Despite the ridiculous title, this show, about corporate-sponsored superheroes vying for attention on reality TV, was a big hit when it premiered in 2011. Always looking to improve their ratings, the producers of Hero TV decide to manufacture a gimmicky team-up between kind-hearted never-was, Wild Tiger, and wealthy new golden-boy Bruce Wayne, er, Barnaby Brooks Jr, little knowing that the latter is hell-bent on revenge against the shadowy figure who murdered his parents. While I found the awkward bromance of its central twosome difficult to bear, this is a witty and well-made series with a great idea behind it.

Birdy the Mighty:

What’s up with these titles? While pursuing an intergalactic perp on earth, lady alien cop Birdy Cephon Altera accidentally kills Tsutomu Senkawa, an innocent teenage boy.

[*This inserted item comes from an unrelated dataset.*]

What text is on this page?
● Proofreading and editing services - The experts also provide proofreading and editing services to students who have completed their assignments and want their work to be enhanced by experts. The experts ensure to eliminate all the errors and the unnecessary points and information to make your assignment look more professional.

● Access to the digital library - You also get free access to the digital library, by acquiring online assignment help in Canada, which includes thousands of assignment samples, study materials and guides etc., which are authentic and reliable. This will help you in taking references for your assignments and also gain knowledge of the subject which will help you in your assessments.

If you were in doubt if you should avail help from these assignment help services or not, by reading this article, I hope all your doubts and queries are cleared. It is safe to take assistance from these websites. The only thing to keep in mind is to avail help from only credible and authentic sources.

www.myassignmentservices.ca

In order to preserve his mind while her superiors try to rebuild him, Birdy merges his consciousness into hers, leaving the two stuck in an awkward bodily timeshare where Birdy attempts to continue her investigation and Tsutomu tries not to die of embarrassment. A classier affair than you might imagine, Birdy is an amusing take on the secret identity story, boasting crisp animation and fluid, well-choreographed action. I feel the original run from the 1990s has more bite, but a later reboot, “Decode”, is still fun and much easier to come by at the moment.

The Guyver:

You might just remember this one. Possessed by an alien artifact that grants him a suit of biomechanical armour, high-school everyman Sho Fukamachi is relentlessly pursued by the evil Cronos corporation, determined to make the alien being part of their bid take over the world. Adapted three times into anime and always soundly thrashed by the critics, the second version was still hugely popular over here on video in the 1990s. Time has not been kind to its basic storytelling and laughable English dub, but with its brutal, slice-em-up action and memorably hideous monster design, it’s not hard to see why this was the show that your mate nicked the tapes of and wouldn’t give them back until you got your dad to complain to his mum.

So there you are, three very different responses to the superhero genre. Tiger & Bunny can be officially streamed via the Animax UK website, if you’re willing to sign up for a two-week free trial, while both seasons of Birdy the Mighty: Decode are available on youtube thanks to Manga Entertainment (link below). Sadly, the ’90s Guyver never made it to DVD in the UK, but VHS tapes sold by the bucket-load and are not hard to come by.